Reste à savoir si la même position sera adoptée à l’égard des congés d’origine conventionnelle (tels que des congés trimestriels ou d’ancienneté). S’il convient d’attendre une confirmation jurisprudentielle, il est probable qu’elle aille en ce sens. En effet, la Cour de cassation, au visa du droit de l’UE, a déjà jugé à propos des congés trimestriels de la CCN 66 que la règle selon laquelle l’employeur doit prendre les mesures propres à assurer au salarié la possibilité d’exercer effectivement son droit à congé, et de justifier qu’il a accompli à cette fin les diligences qui lui incombent légalement, s’applique aux congés d’origine conventionnelle [13]. En pratique d’ailleurs, en cas d’annualisation, de nombreux accords collectifs prévoient déjà un ajustement du seuil de déclenchement des heures supplémentaires, légalement fixé à 1 607 heures, en tenant compte des congés conventionnels applicables.
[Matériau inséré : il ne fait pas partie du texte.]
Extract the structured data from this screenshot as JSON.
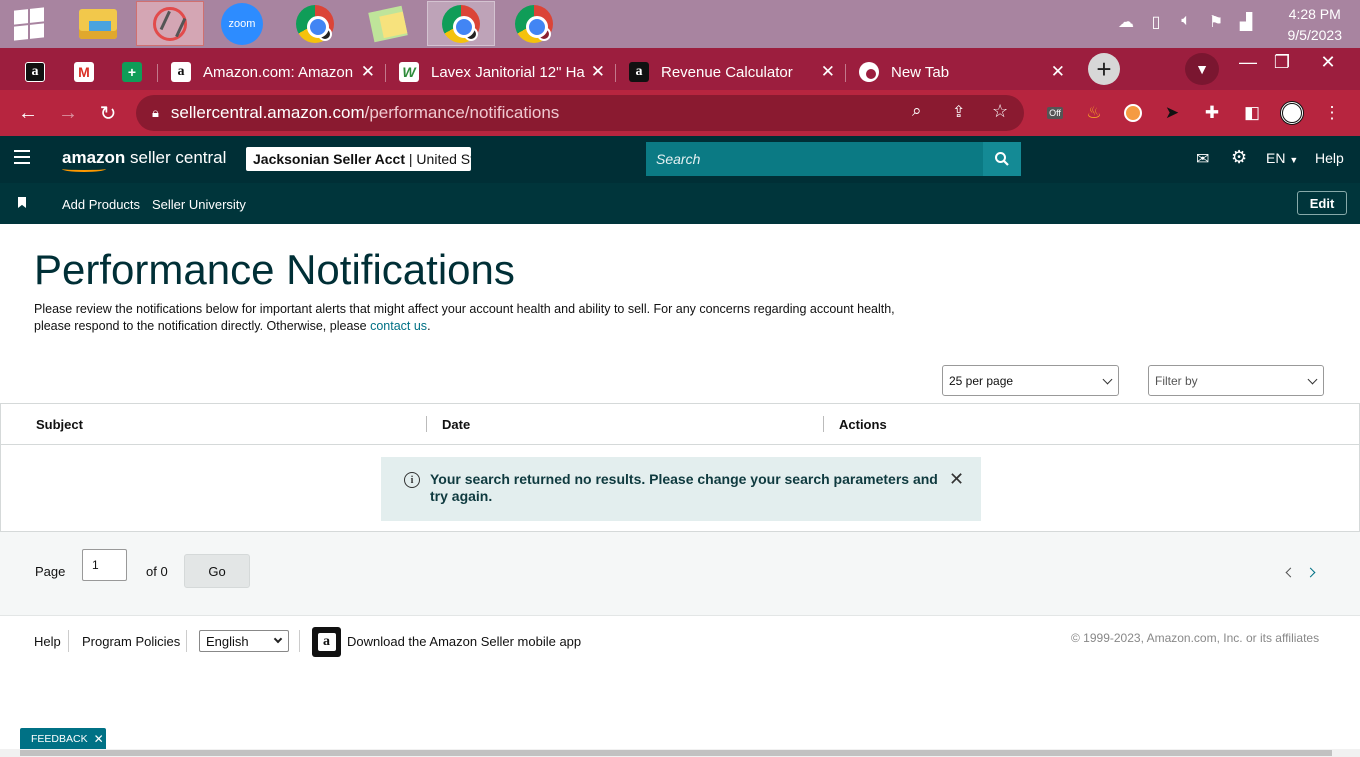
{
  "taskbar": {
    "apps": [
      {
        "name": "File Explorer",
        "icon": "folder-icon"
      },
      {
        "name": "Snipping Tool",
        "icon": "snipping-tool-icon"
      },
      {
        "name": "Zoom",
        "label": "zoom",
        "icon": "zoom-icon"
      },
      {
        "name": "Chrome profile 1",
        "icon": "chrome-icon"
      },
      {
        "name": "Sticky Notes",
        "icon": "sticky-notes-icon"
      },
      {
        "name": "Chrome profile 2",
        "icon": "chrome-icon"
      },
      {
        "name": "Chrome profile 3",
        "icon": "chrome-icon"
      }
    ],
    "clock": {
      "time": "4:28 PM",
      "date": "9/5/2023"
    }
  },
  "browser": {
    "tabs": [
      {
        "title": "Amazon.com: Amazon",
        "favicon": "amazon-icon"
      },
      {
        "title": "Lavex Janitorial 12\" Ha",
        "favicon": "lavex-icon"
      },
      {
        "title": "Revenue Calculator",
        "favicon": "amazon-icon"
      },
      {
        "title": "New Tab",
        "favicon": "chrome-icon"
      }
    ],
    "pinned_letters": {
      "amazon": "a",
      "gmail": "M",
      "sheets": "+"
    },
    "url_host": "sellercentral.amazon.com",
    "url_path": "/performance/notifications",
    "extension_badge": "Off"
  },
  "sc_header": {
    "logo_brand": "amazon",
    "logo_suffix": " seller central",
    "account_name": "Jacksonian Seller Acct",
    "account_region": " | United States",
    "search_placeholder": "Search",
    "language": "EN",
    "help": "Help"
  },
  "sc_nav": {
    "links": [
      "Add Products",
      "Seller University"
    ],
    "edit": "Edit"
  },
  "main": {
    "title": "Performance Notifications",
    "intro_text": "Please review the notifications below for important alerts that might affect your account health and ability to sell. For any concerns regarding account health, please respond to the notification directly. Otherwise, please ",
    "intro_link": "contact us",
    "intro_end": ".",
    "per_page": "25 per page",
    "filter_placeholder": "Filter by",
    "columns": [
      "Subject",
      "Date",
      "Actions"
    ],
    "empty_message": "Your search returned no results. Please change your search parameters and try again.",
    "pagination": {
      "page_label": "Page",
      "current_page": "1",
      "of_label": "of 0",
      "go": "Go"
    }
  },
  "footer": {
    "links": [
      "Help",
      "Program Policies"
    ],
    "language": "English",
    "app_text": "Download the Amazon Seller mobile app",
    "copyright": "© 1999-2023, Amazon.com, Inc. or its affiliates",
    "feedback": "FEEDBACK"
  },
  "colors": {
    "taskbar": "#a884a0",
    "tabstrip": "#9c1e3e",
    "toolbar": "#b7253f",
    "sc_header": "#002f36",
    "sc_nav": "#00353b",
    "link": "#007185",
    "alert_bg": "#e3eeee"
  }
}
3) Articuler loi et dispositions conventionnelles plus favorables

Nombre de conventions et d’accords collectifs comportent des règles plus favorables en matière de CP que celles prévues par le Code du travail, même après entrée en vigueur de la loi DDADUE. Pour savoir quel régime appliquer – légal ou conventionnel – il convient de se référer au principe de faveur. La difficulté concerne la méthode de la comparaison à adopter : salarié par salarié ou objectivement pour tous ; par période d’arrêt de travail ou par période annuelle de référence ? Sur d’autres thématiques, la Cour de cassation a déjà eu l’occasion d’opter pour une comparaison individuelle plutôt que globale [14].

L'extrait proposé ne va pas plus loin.